The Ghana Ports and Harbours Authority told the forum it would drop rent on cargo trapped by congestion while it upgrades the ports of Tema and Takoradi. Its Deputy Marketing Manager, Abena Serwaa Opoku-Fosu, said the work was meant to speed the movement of containers.
A Ministry of Finance representative, Kofi Baidoo, said genuine complaints about duty discrepancies produced by the Publican AI system would be resolved, and urged affected shippers to file them formally.
The Ghana Revenue Authority (GRA) made the system mandatory for all import clearances on 12 March, presenting it as a guard against falsified invoices and lost revenue. Traders reported the opposite effect. GUTA president Clement Boateng said in April that some assessments had jumped several times over. “What we used to pay has tripled, even quadrupled,” he said. The GRA has defended the tool, with an official tracing its rollout to widespread invoice fraud.
Shippers had earlier listed congestion, repeated inspections, documentation fraud, corruption and unofficial charges as the main cost drivers. Agencies said they would act on graft reports once formally filed, and pointed to the Integrated Customs Management System, whose electronic transactions are meant to cut the face to face contact that breeds bribes.
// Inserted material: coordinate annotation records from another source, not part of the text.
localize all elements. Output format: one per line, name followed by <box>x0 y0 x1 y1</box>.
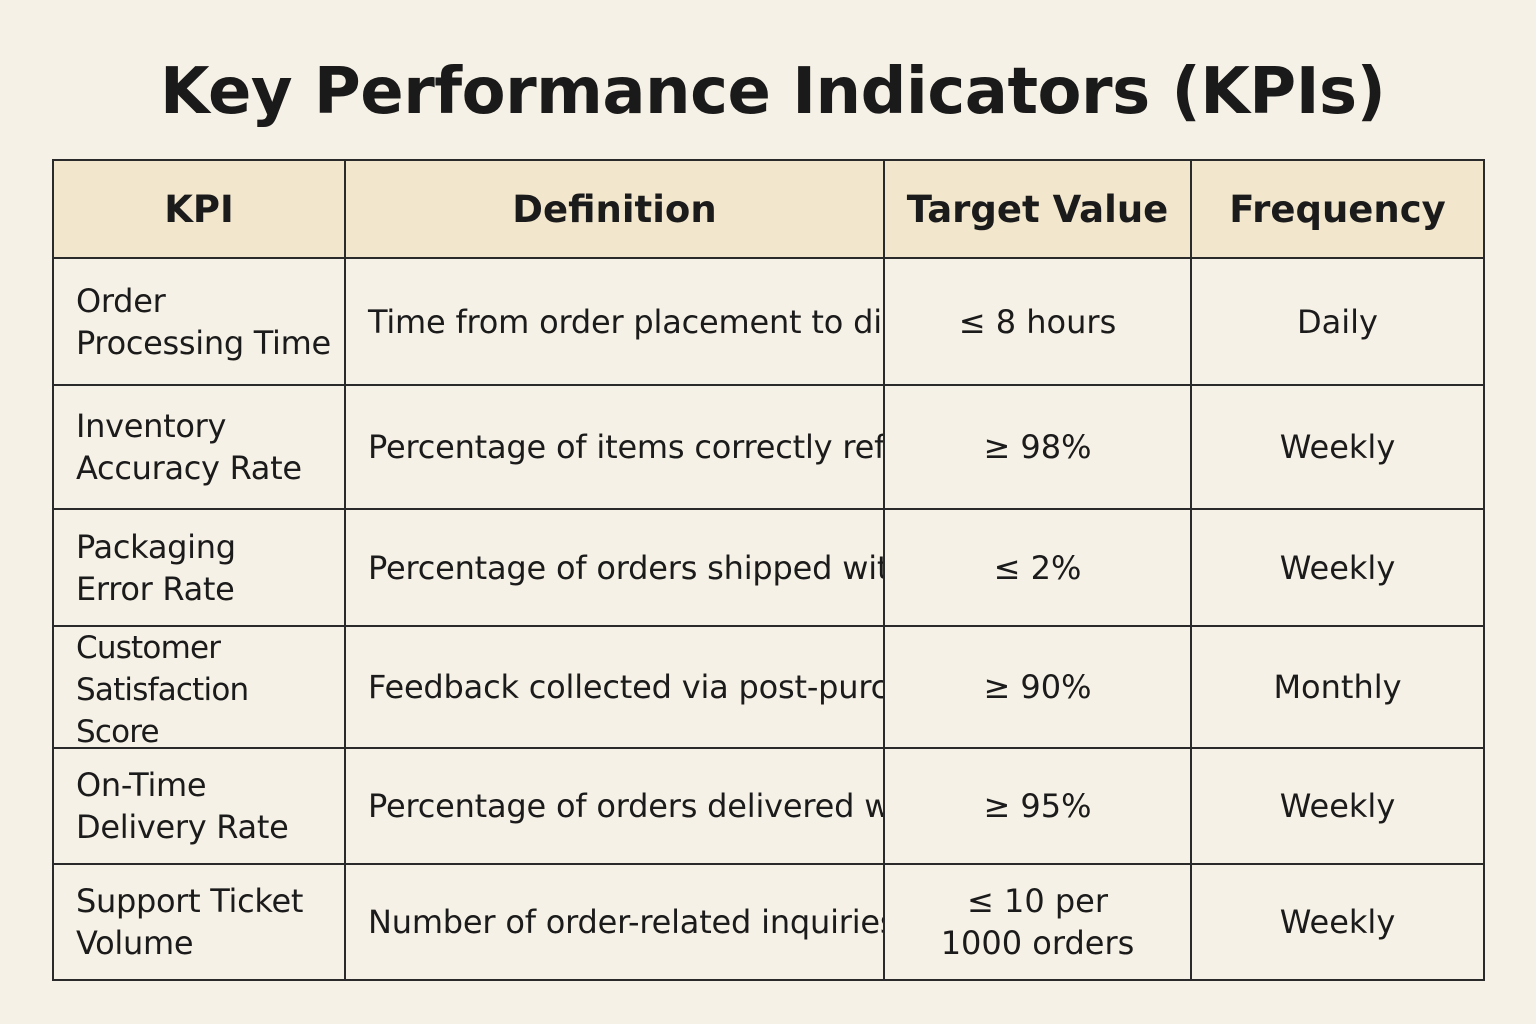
table-row: Packaging Error Rate Percentage of order… <box>52 508 1485 627</box>
kpi-name-cell: Support Ticket Volume <box>52 863 346 981</box>
kpi-name-cell: Inventory Accuracy Rate <box>52 384 346 510</box>
frequency-cell: Weekly <box>1190 863 1485 981</box>
definition-cell: Feedback collected via post-purchase sur… <box>344 625 885 749</box>
frequency-cell: Weekly <box>1190 508 1485 627</box>
page-title: Key Performance Indicators (KPIs) <box>160 55 1386 129</box>
target-value-cell: ≤ 8 hours <box>883 257 1192 386</box>
definition-cell: Percentage of orders shipped with incorr… <box>344 508 885 627</box>
definition-cell: Percentage of orders delivered within th… <box>344 747 885 865</box>
definition-cell: Percentage of items correctly reflected … <box>344 384 885 510</box>
column-header-frequency: Frequency <box>1190 159 1485 259</box>
kpi-name-cell-wrapper: Customer Satisfaction Score (CSAT) <box>52 625 346 749</box>
definition-cell: Number of order-related inquiries/compla… <box>344 863 885 981</box>
target-value-cell: ≤ 2% <box>883 508 1192 627</box>
table-header-row: KPI Definition Target Value Frequency <box>52 159 1485 259</box>
table-row: Inventory Accuracy Rate Percentage of it… <box>52 384 1485 510</box>
frequency-cell: Weekly <box>1190 384 1485 510</box>
kpi-table: KPI Definition Target Value Frequency Or… <box>52 159 1485 981</box>
frequency-cell: Daily <box>1190 257 1485 386</box>
kpi-name-cell: Customer Satisfaction Score (CSAT) <box>76 630 249 747</box>
table-row: Order Processing Time Time from order pl… <box>52 257 1485 386</box>
target-value-cell: ≥ 95% <box>883 747 1192 865</box>
definition-cell: Time from order placement to dispatch <box>344 257 885 386</box>
frequency-cell: Weekly <box>1190 747 1485 865</box>
column-header-kpi: KPI <box>52 159 346 259</box>
table-row: Support Ticket Volume Number of order-re… <box>52 863 1485 981</box>
column-header-definition: Definition <box>344 159 885 259</box>
target-value-cell: ≥ 90% <box>883 625 1192 749</box>
column-header-target-value: Target Value <box>883 159 1192 259</box>
table-row: Customer Satisfaction Score (CSAT) Feedb… <box>52 625 1485 749</box>
target-value-cell: ≥ 98% <box>883 384 1192 510</box>
kpi-name-cell: Order Processing Time <box>52 257 346 386</box>
table-row: On-Time Delivery Rate Percentage of orde… <box>52 747 1485 865</box>
target-value-cell: ≤ 10 per 1000 orders <box>883 863 1192 981</box>
frequency-cell: Monthly <box>1190 625 1485 749</box>
kpi-name-cell: On-Time Delivery Rate <box>52 747 346 865</box>
kpi-name-cell: Packaging Error Rate <box>52 508 346 627</box>
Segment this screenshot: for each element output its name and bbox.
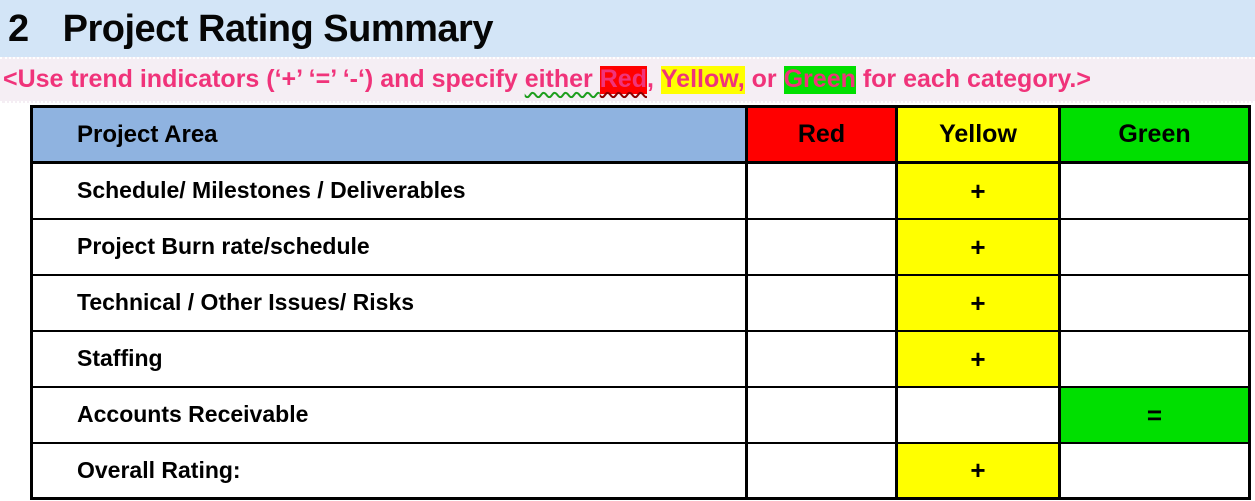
table-row: Accounts Receivable = xyxy=(30,385,1251,444)
rating-cell-yellow-indicator[interactable]: + xyxy=(895,161,1061,220)
column-header-yellow: Yellow xyxy=(895,105,1061,164)
instruction-segment: for each category.> xyxy=(855,65,1091,94)
column-header-green: Green xyxy=(1058,105,1251,164)
rating-cell-red[interactable] xyxy=(745,273,898,332)
rating-cell-yellow-indicator[interactable]: + xyxy=(895,273,1061,332)
table-header-row: Project Area Red Yellow Green xyxy=(30,105,1251,164)
heading-title: Project Rating Summary xyxy=(62,7,494,50)
rating-cell-green[interactable] xyxy=(1058,329,1251,388)
rating-cell-yellow-indicator[interactable]: + xyxy=(895,441,1061,500)
rating-cell-red[interactable] xyxy=(745,217,898,276)
column-header-red: Red xyxy=(745,105,898,164)
instruction-text: <Use trend indicators (‘+’ ‘=’ ‘-‘) and … xyxy=(0,57,1255,103)
row-label[interactable]: Overall Rating: xyxy=(30,441,748,500)
table-row: Schedule/ Milestones / Deliverables + xyxy=(30,161,1251,220)
rating-cell-red[interactable] xyxy=(745,385,898,444)
rating-cell-red[interactable] xyxy=(745,161,898,220)
rating-table-container: Project Area Red Yellow Green Schedule/ Mil… xyxy=(30,105,1255,500)
instruction-segment: either xyxy=(524,65,600,94)
instruction-segment: <Use trend indicators (‘+’ ‘=’ ‘-‘) and … xyxy=(3,65,525,94)
table-row: Technical / Other Issues/ Risks + xyxy=(30,273,1251,332)
rating-cell-green[interactable] xyxy=(1058,273,1251,332)
table-row: Overall Rating: + xyxy=(30,441,1251,500)
rating-table: Project Area Red Yellow Green Schedule/ Mil… xyxy=(30,105,1251,500)
rating-cell-red[interactable] xyxy=(745,329,898,388)
rating-cell-yellow-indicator[interactable]: + xyxy=(895,217,1061,276)
highlight-yellow: Yellow, xyxy=(660,65,745,94)
row-label[interactable]: Technical / Other Issues/ Risks xyxy=(30,273,748,332)
instruction-segment: , xyxy=(646,65,661,94)
rating-cell-green[interactable] xyxy=(1058,161,1251,220)
row-label[interactable]: Schedule/ Milestones / Deliverables xyxy=(30,161,748,220)
rating-cell-green[interactable] xyxy=(1058,441,1251,500)
heading-number: 2 xyxy=(8,7,29,50)
row-label[interactable]: Accounts Receivable xyxy=(30,385,748,444)
rating-cell-yellow-indicator[interactable]: + xyxy=(895,329,1061,388)
instruction-segment: or xyxy=(744,65,784,94)
table-row: Project Burn rate/schedule + xyxy=(30,217,1251,276)
rating-cell-yellow[interactable] xyxy=(895,385,1061,444)
table-row: Staffing + xyxy=(30,329,1251,388)
column-header-area: Project Area xyxy=(30,105,748,164)
highlight-red: Red xyxy=(599,65,647,94)
highlight-green: Green xyxy=(783,65,856,94)
rating-cell-red[interactable] xyxy=(745,441,898,500)
rating-cell-green[interactable] xyxy=(1058,217,1251,276)
row-label[interactable]: Staffing xyxy=(30,329,748,388)
heading-band: 2 Project Rating Summary xyxy=(0,0,1255,57)
rating-cell-green-indicator[interactable]: = xyxy=(1058,385,1251,444)
row-label[interactable]: Project Burn rate/schedule xyxy=(30,217,748,276)
rating-table-body: Schedule/ Milestones / Deliverables + Proj… xyxy=(30,161,1251,500)
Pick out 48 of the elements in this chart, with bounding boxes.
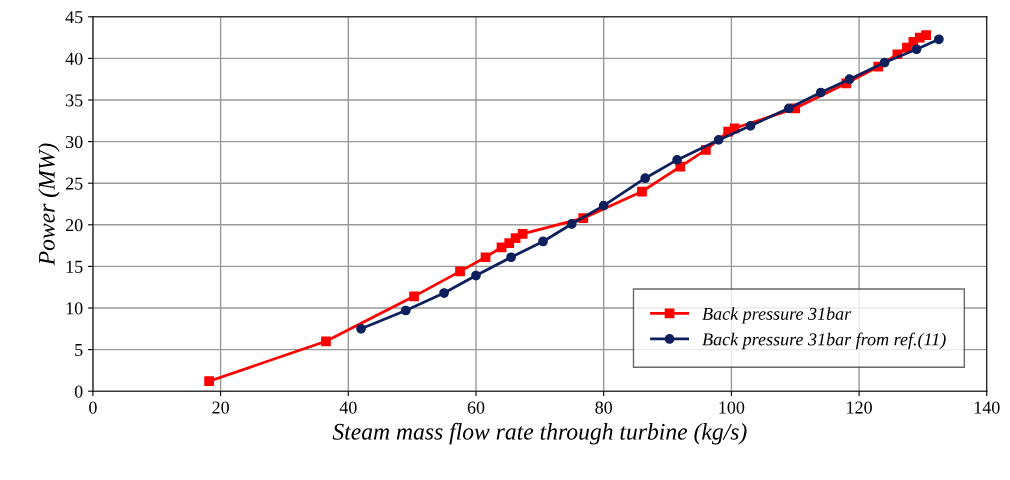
y-tick-label: 45 [65, 11, 83, 24]
point [921, 30, 931, 40]
point [713, 135, 724, 145]
point [598, 200, 609, 211]
point [745, 120, 756, 131]
x-tick-label: 60 [467, 401, 485, 414]
x-tick-label: 100 [719, 401, 745, 414]
point [911, 44, 922, 55]
point [879, 57, 890, 68]
y-axis-title: Power (MW) [38, 143, 60, 266]
point [637, 186, 647, 197]
y-tick-label: 10 [66, 302, 83, 315]
legend-label: Back pressure 31bar [702, 307, 852, 324]
point [783, 103, 794, 114]
y-tick-label: 15 [66, 260, 83, 273]
point [321, 336, 331, 347]
point [517, 229, 528, 239]
point [356, 323, 366, 334]
y-tick-label: 35 [66, 94, 83, 107]
x-tick-label: 20 [212, 401, 229, 414]
point [204, 376, 214, 387]
point [471, 270, 481, 281]
x-tick-label: 0 [89, 401, 97, 414]
x-tick-label: 40 [339, 401, 357, 414]
point [640, 173, 651, 184]
y-tick-label: 20 [65, 219, 83, 232]
point [566, 219, 577, 229]
legend-label: Back pressure 31bar from ref.(11) [702, 332, 946, 350]
point [506, 252, 516, 263]
y-tick-label: 30 [66, 135, 83, 149]
y-tick-label: 0 [74, 385, 83, 398]
point [672, 155, 682, 165]
point [538, 236, 548, 247]
x-tick-label: 120 [847, 401, 872, 414]
point [455, 266, 465, 277]
point [400, 305, 411, 316]
point [844, 74, 855, 85]
point [815, 87, 826, 98]
y-tick-label: 40 [65, 52, 83, 65]
point [439, 288, 449, 298]
point [480, 252, 491, 263]
point [409, 291, 419, 302]
y-tick-label: 5 [75, 344, 83, 357]
x-tick-label: 80 [595, 401, 613, 414]
x-tick-label: 140 [974, 401, 1000, 414]
point [934, 34, 944, 45]
y-tick-label: 25 [65, 177, 83, 190]
x-axis-title: Steam mass flow rate through turbine (kg/s) [332, 422, 747, 445]
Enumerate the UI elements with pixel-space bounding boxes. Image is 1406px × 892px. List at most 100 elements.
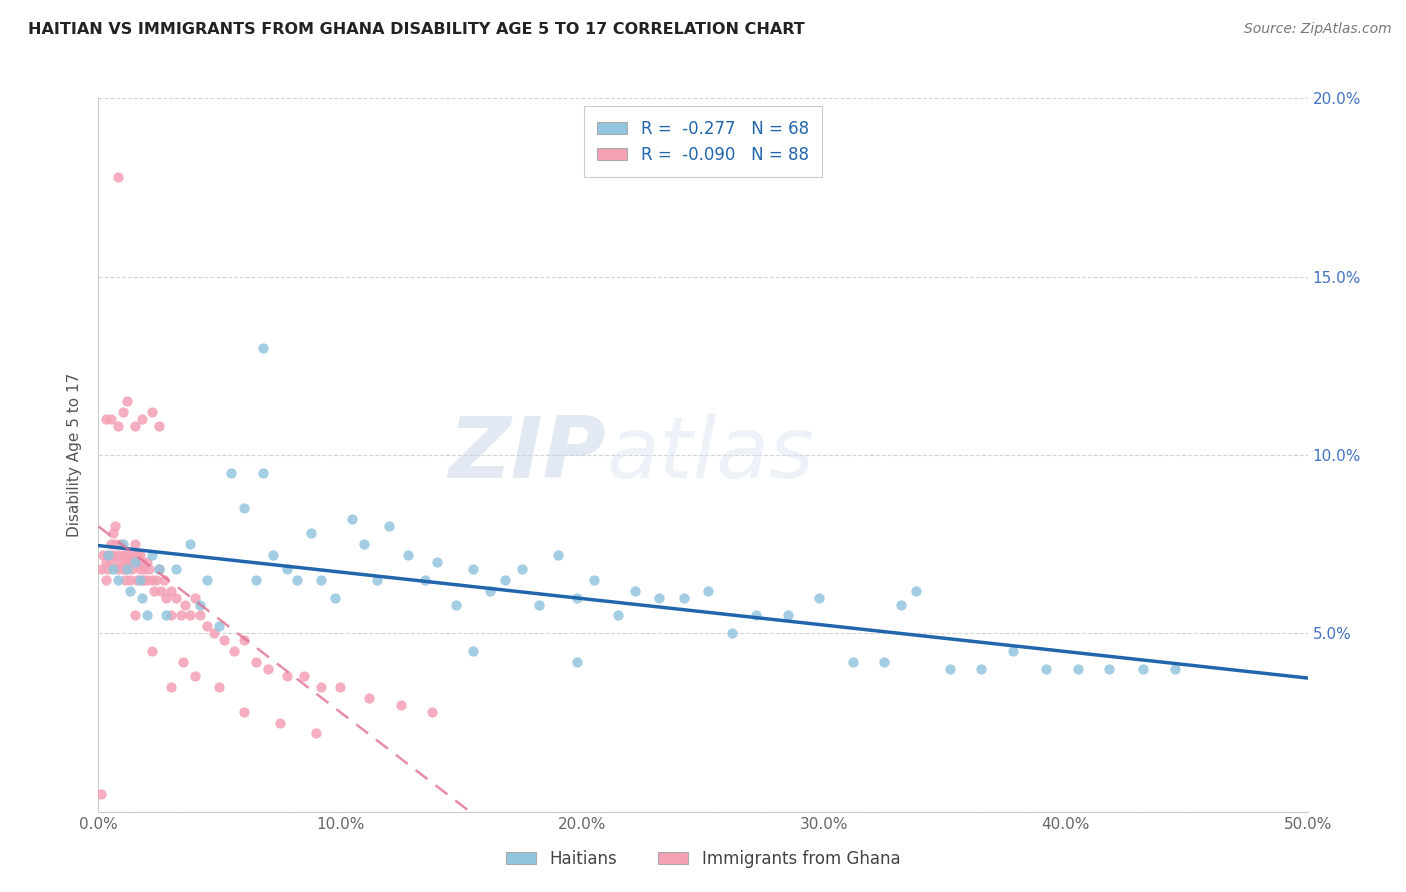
Point bbox=[135, 608, 157, 623]
Point bbox=[143, 583, 166, 598]
Point bbox=[174, 598, 197, 612]
Text: Source: ZipAtlas.com: Source: ZipAtlas.com bbox=[1244, 22, 1392, 37]
Point bbox=[389, 698, 412, 712]
Text: HAITIAN VS IMMIGRANTS FROM GHANA DISABILITY AGE 5 TO 17 CORRELATION CHART: HAITIAN VS IMMIGRANTS FROM GHANA DISABIL… bbox=[28, 22, 804, 37]
Point bbox=[396, 548, 419, 562]
Point bbox=[114, 573, 136, 587]
Point bbox=[299, 526, 322, 541]
Point bbox=[420, 705, 443, 719]
Point bbox=[117, 548, 139, 562]
Point bbox=[527, 598, 550, 612]
Point bbox=[776, 608, 799, 623]
Point bbox=[188, 608, 211, 623]
Point bbox=[160, 583, 183, 598]
Point bbox=[873, 655, 896, 669]
Point bbox=[155, 608, 177, 623]
Point bbox=[547, 548, 569, 562]
Point bbox=[309, 573, 332, 587]
Point bbox=[148, 562, 170, 576]
Point bbox=[118, 555, 141, 569]
Point bbox=[141, 405, 163, 419]
Point bbox=[359, 690, 381, 705]
Point bbox=[111, 405, 134, 419]
Point bbox=[329, 680, 352, 694]
Point bbox=[134, 562, 156, 576]
Point bbox=[141, 644, 163, 658]
Point bbox=[567, 591, 589, 605]
Point bbox=[245, 573, 267, 587]
Point bbox=[463, 562, 485, 576]
Point bbox=[232, 705, 254, 719]
Point bbox=[100, 537, 122, 551]
Point bbox=[221, 466, 243, 480]
Point bbox=[131, 555, 153, 569]
Point bbox=[94, 412, 117, 426]
Point bbox=[141, 573, 163, 587]
Point bbox=[155, 591, 177, 605]
Point bbox=[124, 537, 146, 551]
Point bbox=[117, 562, 139, 576]
Point bbox=[672, 591, 695, 605]
Point bbox=[292, 669, 315, 683]
Point bbox=[1035, 662, 1057, 676]
Point bbox=[111, 548, 134, 562]
Point bbox=[195, 619, 218, 633]
Point bbox=[100, 412, 122, 426]
Point bbox=[134, 573, 156, 587]
Point bbox=[1163, 662, 1185, 676]
Point bbox=[624, 583, 647, 598]
Point bbox=[97, 562, 120, 576]
Point bbox=[256, 662, 278, 676]
Point bbox=[128, 573, 150, 587]
Point bbox=[104, 537, 127, 551]
Point bbox=[262, 548, 284, 562]
Point bbox=[108, 537, 131, 551]
Point bbox=[90, 787, 112, 801]
Point bbox=[128, 548, 150, 562]
Point bbox=[107, 573, 129, 587]
Point bbox=[426, 555, 449, 569]
Point bbox=[107, 419, 129, 434]
Point bbox=[696, 583, 718, 598]
Point bbox=[94, 555, 117, 569]
Point bbox=[94, 573, 117, 587]
Point bbox=[101, 562, 124, 576]
Point bbox=[128, 562, 150, 576]
Point bbox=[91, 548, 114, 562]
Point bbox=[252, 341, 274, 355]
Point bbox=[494, 573, 516, 587]
Point bbox=[184, 591, 207, 605]
Point bbox=[118, 573, 141, 587]
Text: atlas: atlas bbox=[606, 413, 814, 497]
Point bbox=[342, 512, 364, 526]
Point bbox=[245, 655, 267, 669]
Point bbox=[169, 608, 191, 623]
Point bbox=[721, 626, 744, 640]
Legend: Haitians, Immigrants from Ghana: Haitians, Immigrants from Ghana bbox=[499, 844, 907, 875]
Point bbox=[90, 562, 112, 576]
Point bbox=[107, 169, 129, 184]
Point bbox=[160, 680, 183, 694]
Point bbox=[188, 598, 211, 612]
Point bbox=[309, 680, 332, 694]
Point bbox=[222, 644, 245, 658]
Point bbox=[160, 608, 183, 623]
Point bbox=[904, 583, 927, 598]
Point bbox=[353, 537, 375, 551]
Point bbox=[745, 608, 768, 623]
Point bbox=[124, 419, 146, 434]
Point bbox=[121, 562, 143, 576]
Point bbox=[127, 548, 149, 562]
Point bbox=[607, 608, 630, 623]
Point bbox=[232, 633, 254, 648]
Text: ZIP: ZIP bbox=[449, 413, 606, 497]
Point bbox=[107, 562, 129, 576]
Point bbox=[150, 583, 173, 598]
Point bbox=[152, 573, 174, 587]
Point bbox=[1001, 644, 1024, 658]
Point bbox=[938, 662, 960, 676]
Point bbox=[479, 583, 502, 598]
Point bbox=[285, 573, 308, 587]
Point bbox=[104, 519, 127, 533]
Point bbox=[131, 412, 153, 426]
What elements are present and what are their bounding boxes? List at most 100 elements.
At Tema, National Security Coordinator Major Adams Suleman gave assurances of safe passage for goods.
The GSA’s Head of Shipper Services and Trade Facilitation, Monica Josiah, said the authority would keep collecting complaints and press the responsible agencies until the pledges show results at the ports.
The effort runs alongside a cap on the Container Administrative Charge, set at GH¢720 for each twenty foot equivalent unit, which the GSA estimates could save shippers about GH¢802.5 million a year. Stakeholders agreed to keep meeting and to track the commitments quarter by quarter.